Voor ik wist wat er gebeurde, had ze haar lippen al op de mijne gedrukt. Haar vrije hand gleed over mijn rug. Ze kon best lekker zoenen, maar ik voelde me toch wat opgelaten, midden in de kroeg, zoenend met iemand met wie ik verder niks had.

Na een seconde, een minuut, een kwartier of een uur liet ze me los. Ze hief haar glas naar Kofie en nam een slok. Ik zag de verbijsterde blik op Kofies gezicht en kreeg medelijden.

“Het is zijn eigen schuld hoor,” zei Gerda. “Wie niet horen wil, moet maar voelen. Wil je even op mijn glas passen? Ik moet naar de wc.” Weg was ze. Daar stond ik, met twee baco’s in mijn handen, blootgesteld aan de nieuwsgierige blikken van de bezoekers van De Put. Gelukkig kende ik hier niemand.

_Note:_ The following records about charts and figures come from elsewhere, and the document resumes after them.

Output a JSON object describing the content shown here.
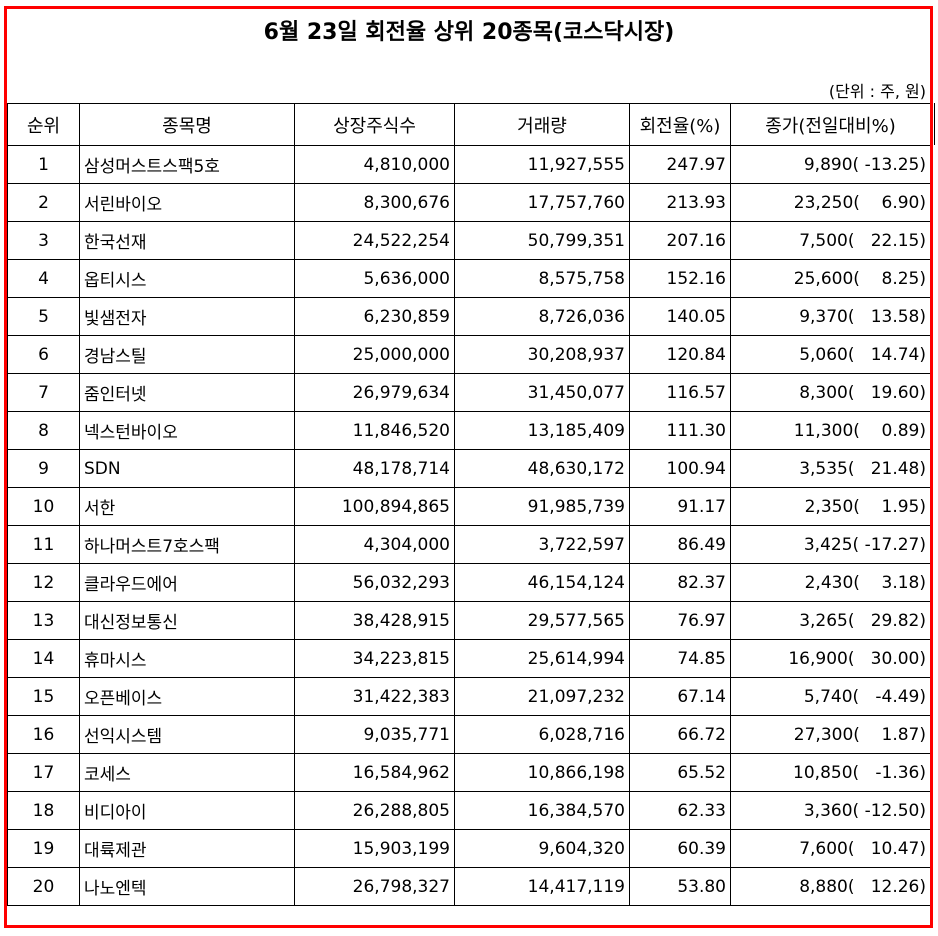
{
  "title": "6월 23일 회전율 상위 20종목(코스닥시장)",
  "unit_note": "(단위 : 주, 원)",
  "colors": {
    "frame": "#ff0000",
    "grid": "#000000"
  },
  "columns": [
    "순위",
    "종목명",
    "상장주식수",
    "거래량",
    "회전율(%)",
    "종가(전일대비%)"
  ],
  "rows": [
    {
      "rank": "1",
      "name": "삼성머스트스팩5호",
      "listed": "4,810,000",
      "volume": "11,927,555",
      "turnover": "247.97",
      "close": "9,890( -13.25)"
    },
    {
      "rank": "2",
      "name": "서린바이오",
      "listed": "8,300,676",
      "volume": "17,757,760",
      "turnover": "213.93",
      "close": "23,250(    6.90)"
    },
    {
      "rank": "3",
      "name": "한국선재",
      "listed": "24,522,254",
      "volume": "50,799,351",
      "turnover": "207.16",
      "close": "7,500(   22.15)"
    },
    {
      "rank": "4",
      "name": "옵티시스",
      "listed": "5,636,000",
      "volume": "8,575,758",
      "turnover": "152.16",
      "close": "25,600(    8.25)"
    },
    {
      "rank": "5",
      "name": "빛샘전자",
      "listed": "6,230,859",
      "volume": "8,726,036",
      "turnover": "140.05",
      "close": "9,370(   13.58)"
    },
    {
      "rank": "6",
      "name": "경남스틸",
      "listed": "25,000,000",
      "volume": "30,208,937",
      "turnover": "120.84",
      "close": "5,060(   14.74)"
    },
    {
      "rank": "7",
      "name": "줌인터넷",
      "listed": "26,979,634",
      "volume": "31,450,077",
      "turnover": "116.57",
      "close": "8,300(   19.60)"
    },
    {
      "rank": "8",
      "name": "넥스턴바이오",
      "listed": "11,846,520",
      "volume": "13,185,409",
      "turnover": "111.30",
      "close": "11,300(    0.89)"
    },
    {
      "rank": "9",
      "name": "SDN",
      "listed": "48,178,714",
      "volume": "48,630,172",
      "turnover": "100.94",
      "close": "3,535(   21.48)"
    },
    {
      "rank": "10",
      "name": "서한",
      "listed": "100,894,865",
      "volume": "91,985,739",
      "turnover": "91.17",
      "close": "2,350(    1.95)"
    },
    {
      "rank": "11",
      "name": "하나머스트7호스팩",
      "listed": "4,304,000",
      "volume": "3,722,597",
      "turnover": "86.49",
      "close": "3,425( -17.27)"
    },
    {
      "rank": "12",
      "name": "클라우드에어",
      "listed": "56,032,293",
      "volume": "46,154,124",
      "turnover": "82.37",
      "close": "2,430(    3.18)"
    },
    {
      "rank": "13",
      "name": "대신정보통신",
      "listed": "38,428,915",
      "volume": "29,577,565",
      "turnover": "76.97",
      "close": "3,265(   29.82)"
    },
    {
      "rank": "14",
      "name": "휴마시스",
      "listed": "34,223,815",
      "volume": "25,614,994",
      "turnover": "74.85",
      "close": "16,900(   30.00)"
    },
    {
      "rank": "15",
      "name": "오픈베이스",
      "listed": "31,422,383",
      "volume": "21,097,232",
      "turnover": "67.14",
      "close": "5,740(   -4.49)"
    },
    {
      "rank": "16",
      "name": "선익시스템",
      "listed": "9,035,771",
      "volume": "6,028,716",
      "turnover": "66.72",
      "close": "27,300(    1.87)"
    },
    {
      "rank": "17",
      "name": "코세스",
      "listed": "16,584,962",
      "volume": "10,866,198",
      "turnover": "65.52",
      "close": "10,850(   -1.36)"
    },
    {
      "rank": "18",
      "name": "비디아이",
      "listed": "26,288,805",
      "volume": "16,384,570",
      "turnover": "62.33",
      "close": "3,360( -12.50)"
    },
    {
      "rank": "19",
      "name": "대륙제관",
      "listed": "15,903,199",
      "volume": "9,604,320",
      "turnover": "60.39",
      "close": "7,600(   10.47)"
    },
    {
      "rank": "20",
      "name": "나노엔텍",
      "listed": "26,798,327",
      "volume": "14,417,119",
      "turnover": "53.80",
      "close": "8,880(   12.26)"
    }
  ]
}
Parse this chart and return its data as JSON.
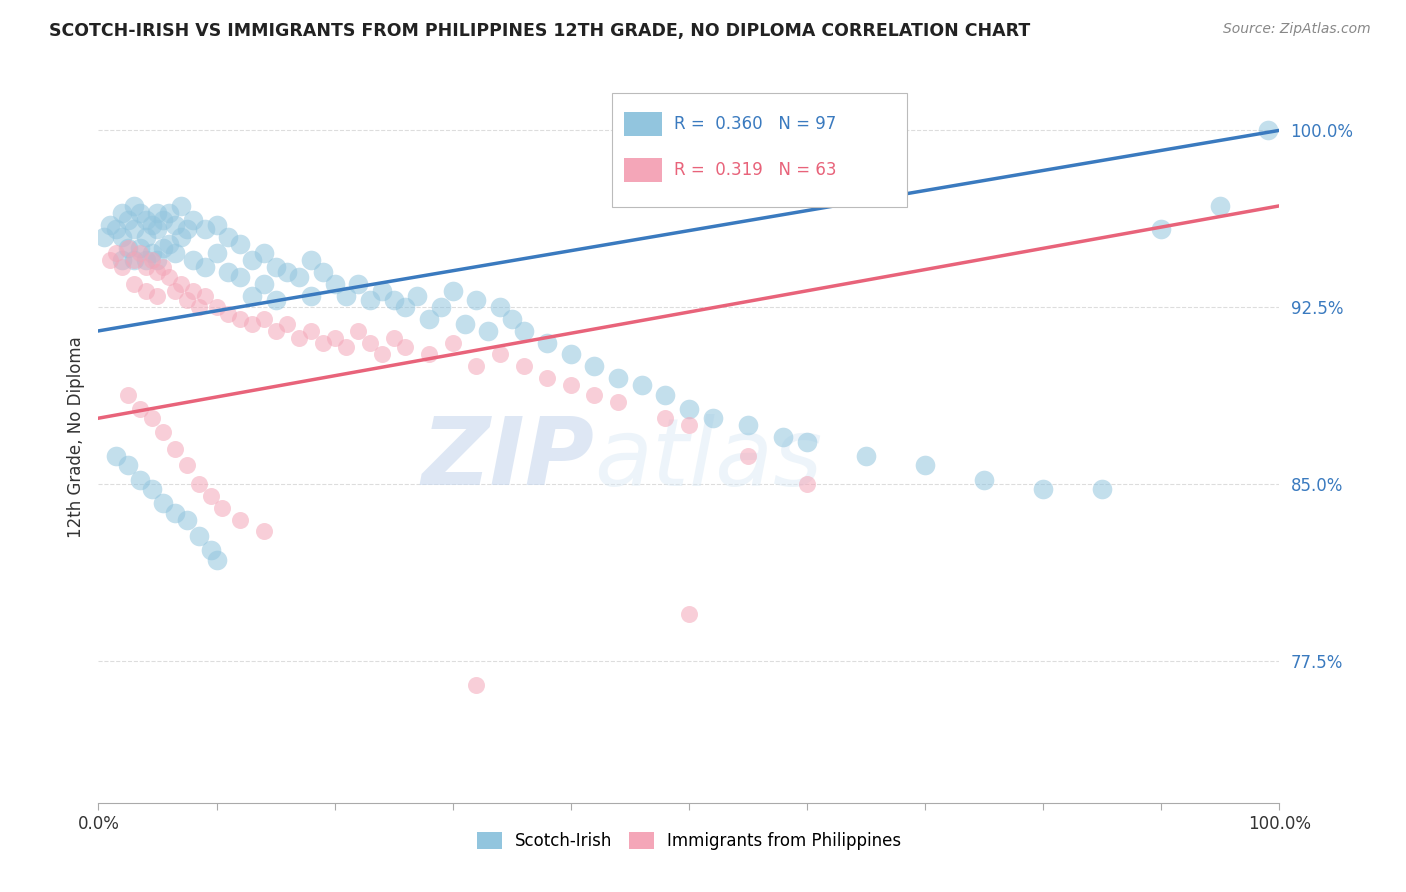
{
  "title": "SCOTCH-IRISH VS IMMIGRANTS FROM PHILIPPINES 12TH GRADE, NO DIPLOMA CORRELATION CHART",
  "source": "Source: ZipAtlas.com",
  "ylabel": "12th Grade, No Diploma",
  "ytick_labels": [
    "77.5%",
    "85.0%",
    "92.5%",
    "100.0%"
  ],
  "ytick_values": [
    0.775,
    0.85,
    0.925,
    1.0
  ],
  "xmin": 0.0,
  "xmax": 1.0,
  "ymin": 0.715,
  "ymax": 1.025,
  "blue_R": 0.36,
  "blue_N": 97,
  "pink_R": 0.319,
  "pink_N": 63,
  "blue_color": "#92c5de",
  "pink_color": "#f4a6b8",
  "blue_line_color": "#3a7abf",
  "pink_line_color": "#e8637a",
  "legend_label_blue": "Scotch-Irish",
  "legend_label_pink": "Immigrants from Philippines",
  "blue_line_x0": 0.0,
  "blue_line_y0": 0.915,
  "blue_line_x1": 1.0,
  "blue_line_y1": 1.0,
  "pink_line_x0": 0.0,
  "pink_line_y0": 0.878,
  "pink_line_x1": 1.0,
  "pink_line_y1": 0.968,
  "watermark_zip": "ZIP",
  "watermark_atlas": "atlas",
  "grid_color": "#dddddd",
  "dot_size_blue": 200,
  "dot_size_pink": 150,
  "dot_alpha": 0.55,
  "blue_seed": 7,
  "pink_seed": 13,
  "blue_x": [
    0.005,
    0.01,
    0.015,
    0.02,
    0.02,
    0.02,
    0.025,
    0.025,
    0.03,
    0.03,
    0.03,
    0.035,
    0.035,
    0.04,
    0.04,
    0.04,
    0.045,
    0.045,
    0.05,
    0.05,
    0.05,
    0.055,
    0.055,
    0.06,
    0.06,
    0.065,
    0.065,
    0.07,
    0.07,
    0.075,
    0.08,
    0.08,
    0.09,
    0.09,
    0.1,
    0.1,
    0.11,
    0.11,
    0.12,
    0.12,
    0.13,
    0.13,
    0.14,
    0.14,
    0.15,
    0.15,
    0.16,
    0.17,
    0.18,
    0.18,
    0.19,
    0.2,
    0.21,
    0.22,
    0.23,
    0.24,
    0.25,
    0.26,
    0.27,
    0.28,
    0.29,
    0.3,
    0.31,
    0.32,
    0.33,
    0.34,
    0.35,
    0.36,
    0.38,
    0.4,
    0.42,
    0.44,
    0.46,
    0.48,
    0.5,
    0.52,
    0.55,
    0.58,
    0.6,
    0.65,
    0.7,
    0.75,
    0.8,
    0.85,
    0.9,
    0.95,
    0.99,
    0.015,
    0.025,
    0.035,
    0.045,
    0.055,
    0.065,
    0.075,
    0.085,
    0.095,
    0.1
  ],
  "blue_y": [
    0.955,
    0.96,
    0.958,
    0.965,
    0.955,
    0.945,
    0.962,
    0.95,
    0.968,
    0.958,
    0.945,
    0.965,
    0.95,
    0.962,
    0.955,
    0.945,
    0.96,
    0.948,
    0.965,
    0.958,
    0.945,
    0.962,
    0.95,
    0.965,
    0.952,
    0.96,
    0.948,
    0.968,
    0.955,
    0.958,
    0.962,
    0.945,
    0.958,
    0.942,
    0.96,
    0.948,
    0.955,
    0.94,
    0.952,
    0.938,
    0.945,
    0.93,
    0.948,
    0.935,
    0.942,
    0.928,
    0.94,
    0.938,
    0.945,
    0.93,
    0.94,
    0.935,
    0.93,
    0.935,
    0.928,
    0.932,
    0.928,
    0.925,
    0.93,
    0.92,
    0.925,
    0.932,
    0.918,
    0.928,
    0.915,
    0.925,
    0.92,
    0.915,
    0.91,
    0.905,
    0.9,
    0.895,
    0.892,
    0.888,
    0.882,
    0.878,
    0.875,
    0.87,
    0.868,
    0.862,
    0.858,
    0.852,
    0.848,
    0.848,
    0.958,
    0.968,
    1.0,
    0.862,
    0.858,
    0.852,
    0.848,
    0.842,
    0.838,
    0.835,
    0.828,
    0.822,
    0.818
  ],
  "pink_x": [
    0.01,
    0.015,
    0.02,
    0.025,
    0.03,
    0.03,
    0.035,
    0.04,
    0.04,
    0.045,
    0.05,
    0.05,
    0.055,
    0.06,
    0.065,
    0.07,
    0.075,
    0.08,
    0.085,
    0.09,
    0.1,
    0.11,
    0.12,
    0.13,
    0.14,
    0.15,
    0.16,
    0.17,
    0.18,
    0.19,
    0.2,
    0.21,
    0.22,
    0.23,
    0.24,
    0.25,
    0.26,
    0.28,
    0.3,
    0.32,
    0.34,
    0.36,
    0.38,
    0.4,
    0.42,
    0.44,
    0.48,
    0.5,
    0.55,
    0.6,
    0.025,
    0.035,
    0.045,
    0.055,
    0.065,
    0.075,
    0.085,
    0.095,
    0.105,
    0.12,
    0.14,
    0.32,
    0.5
  ],
  "pink_y": [
    0.945,
    0.948,
    0.942,
    0.95,
    0.945,
    0.935,
    0.948,
    0.942,
    0.932,
    0.945,
    0.94,
    0.93,
    0.942,
    0.938,
    0.932,
    0.935,
    0.928,
    0.932,
    0.925,
    0.93,
    0.925,
    0.922,
    0.92,
    0.918,
    0.92,
    0.915,
    0.918,
    0.912,
    0.915,
    0.91,
    0.912,
    0.908,
    0.915,
    0.91,
    0.905,
    0.912,
    0.908,
    0.905,
    0.91,
    0.9,
    0.905,
    0.9,
    0.895,
    0.892,
    0.888,
    0.885,
    0.878,
    0.875,
    0.862,
    0.85,
    0.888,
    0.882,
    0.878,
    0.872,
    0.865,
    0.858,
    0.85,
    0.845,
    0.84,
    0.835,
    0.83,
    0.765,
    0.795
  ]
}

Ik staarde een beetje naar de grond en hoopte dat Gerda snel terug zou komen.

“Ik wist helemaal niet dat jij lesbisch was. Dat zal Richard leuk vinden om te horen.”

Ik keek op. “Hé Leon. Sinds wanneer kom jij in De Put? Helemaal geen tent voor jou.”

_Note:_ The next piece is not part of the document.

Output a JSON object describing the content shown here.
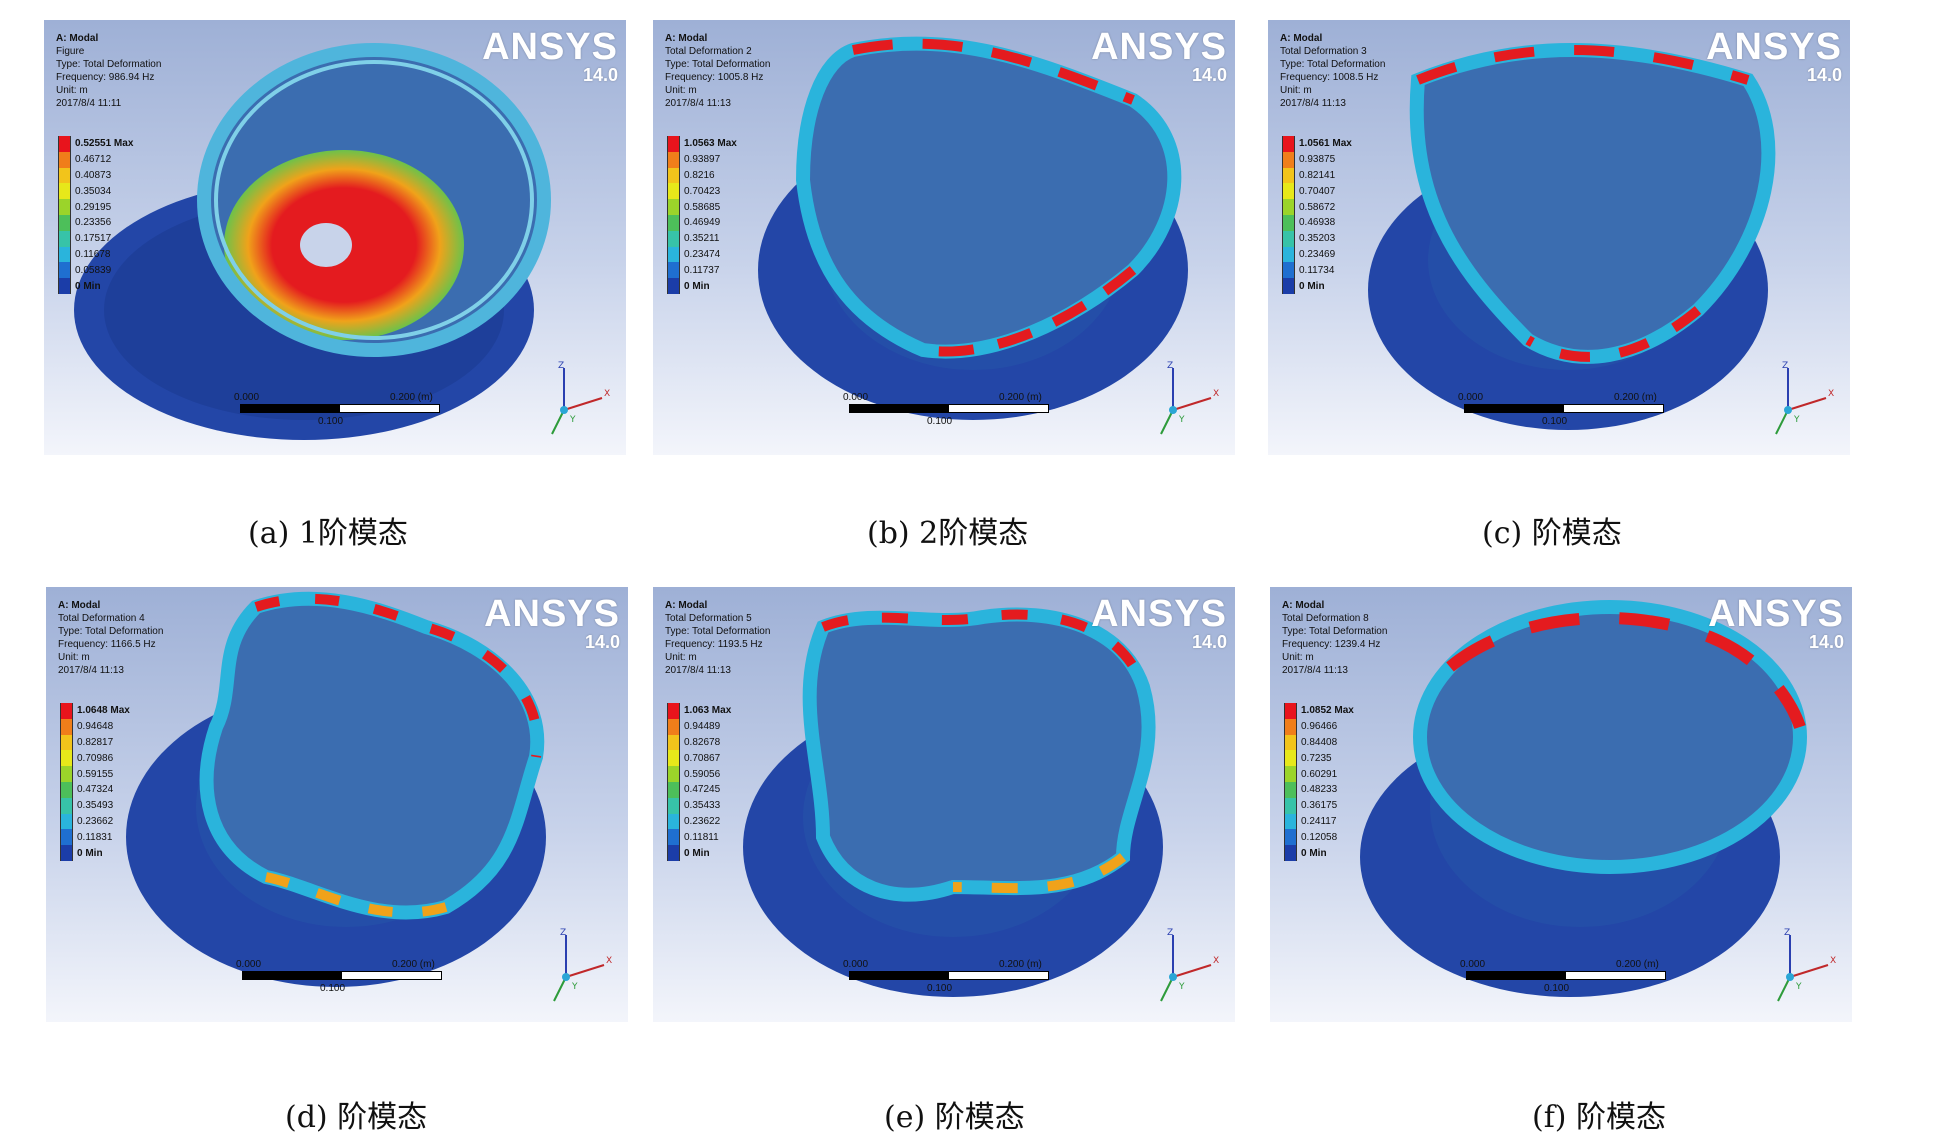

Hij haalde zijn schouders op. “De enige die nog open is op dit tijdstip. Hoe zit dat met die meid, ben je lesbisch?”

“Het lijkt me dat dat jouw zaken niet zijn.” Waar bleef Gerda? Ik nam een slok van mijn baco. Gelukkig waren ze bij De Put wat minder scheutig met de rum.

“Weet Richard dat jij in de kroeg met wijven staat te tongen?” Jezus, wat kon die gozer zeuren. “Dat gaat Richard helemaal geen donder aan en jou trouwens ook niet.”

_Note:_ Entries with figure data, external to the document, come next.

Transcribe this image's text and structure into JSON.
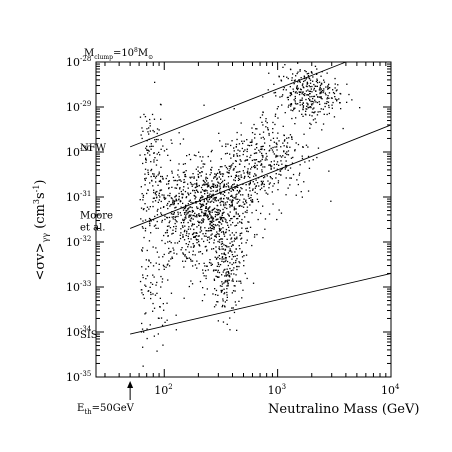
{
  "chart_data": {
    "type": "scatter",
    "title": "",
    "corner_label": {
      "base": "M",
      "sub": "clump",
      "eq": "=10",
      "sup": "8",
      "unit": "M",
      "unit_sub": "⊙"
    },
    "xlabel": "Neutralino Mass (GeV)",
    "ylabel": {
      "main": "<σv>",
      "sub": "γγ",
      "unit": "(cm",
      "unit_sup1": "3",
      "unit_mid": "s",
      "unit_sup2": "-1",
      "unit_end": ")"
    },
    "x_scale": "log",
    "y_scale": "log",
    "xlim": [
      25,
      10000
    ],
    "ylim": [
      1e-35,
      1e-28
    ],
    "x_ticks": [
      {
        "value": 100,
        "base": "10",
        "exp": "2"
      },
      {
        "value": 1000,
        "base": "10",
        "exp": "3"
      },
      {
        "value": 10000,
        "base": "10",
        "exp": "4"
      }
    ],
    "y_ticks": [
      {
        "value": 1e-28,
        "base": "10",
        "exp": "-28"
      },
      {
        "value": 1e-29,
        "base": "10",
        "exp": "-29"
      },
      {
        "value": 1e-30,
        "base": "10",
        "exp": "-30"
      },
      {
        "value": 1e-31,
        "base": "10",
        "exp": "-31"
      },
      {
        "value": 1e-32,
        "base": "10",
        "exp": "-32"
      },
      {
        "value": 1e-33,
        "base": "10",
        "exp": "-33"
      },
      {
        "value": 1e-34,
        "base": "10",
        "exp": "-34"
      },
      {
        "value": 1e-35,
        "base": "10",
        "exp": "-35"
      }
    ],
    "threshold": {
      "x": 50,
      "label_base": "E",
      "label_sub": "th",
      "label_rest": "=50GeV"
    },
    "series": [
      {
        "name": "NFW",
        "x": [
          50,
          4000
        ],
        "y": [
          1.3e-30,
          1e-28
        ]
      },
      {
        "name": "Moore et al.",
        "x": [
          50,
          10000
        ],
        "y": [
          2e-32,
          4e-30
        ]
      },
      {
        "name": "SIS",
        "x": [
          50,
          10000
        ],
        "y": [
          9e-35,
          2e-33
        ]
      }
    ],
    "scatter_clusters": [
      {
        "cx": 70,
        "cy": 5e-34,
        "sx": 0.12,
        "sy": 0.55,
        "n": 110
      },
      {
        "cx": 70,
        "cy": 1.5e-30,
        "sx": 0.08,
        "sy": 0.6,
        "n": 90
      },
      {
        "cx": 85,
        "cy": 1e-31,
        "sx": 0.14,
        "sy": 0.55,
        "n": 160
      },
      {
        "cx": 160,
        "cy": 3e-32,
        "sx": 0.18,
        "sy": 0.6,
        "n": 360
      },
      {
        "cx": 280,
        "cy": 5e-32,
        "sx": 0.16,
        "sy": 0.55,
        "n": 520
      },
      {
        "cx": 350,
        "cy": 2e-33,
        "sx": 0.08,
        "sy": 0.5,
        "n": 190
      },
      {
        "cx": 450,
        "cy": 3e-31,
        "sx": 0.2,
        "sy": 0.45,
        "n": 240
      },
      {
        "cx": 900,
        "cy": 1e-30,
        "sx": 0.18,
        "sy": 0.5,
        "n": 220
      },
      {
        "cx": 1800,
        "cy": 2e-29,
        "sx": 0.14,
        "sy": 0.3,
        "n": 320
      }
    ]
  }
}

“Slet! Gore vieze likdoos!” Kofie kwam wankelend aanlopen, met bloeddoorlopen ogen. In zijn opgeheven hand had hij een kapot bierglas. Pas toen hij dichterbij kwam, zag ik dat zijn polsen bebloed waren. “Waar is ze?”

“Wie, Gerda? Naar de wc.”

“Als ze, als ze…” Hij keek nu wel héél eng uit z’n ogen. “Als ze terugkomt, zeg dan maar dat dit haar schuld is.” Hij trok spierwit weg, draaide met zijn ogen en stortte neer.

Er ontstond meteen paniek in de tent. Iemand belde 112. Leon knielde naast Kofie en probeerde hem bij bewustzijn te brengen. Er stond al een grote groep mensen om ons heen, toen Gerda van de wc kwam. Haar ogen werden groot toen ze zag wat er aan de hand was. Ik nam haar even apart. “Onze vriend heeft met een bierglas in zijn polsen zitten snijden. En het is allemaal jouw schuld, zegt-ie.” Ze schudde haar hoofd. “Eikel. Laten we hier weggaan.”

“Ik wil even wachten tot de ambulance er is.” Ik was nog niet uitgesproken, toen de deur openging en twee stoere ambulancebroeders binnenkwamen. Binnen vijf minuten was Kofie afgevoerd en herinnerde alleen een bloedvlek op de vloer nog aan wat er gebeurd was. We zetten onze lege glazen op de bar en staken de straat over naar mijn huis.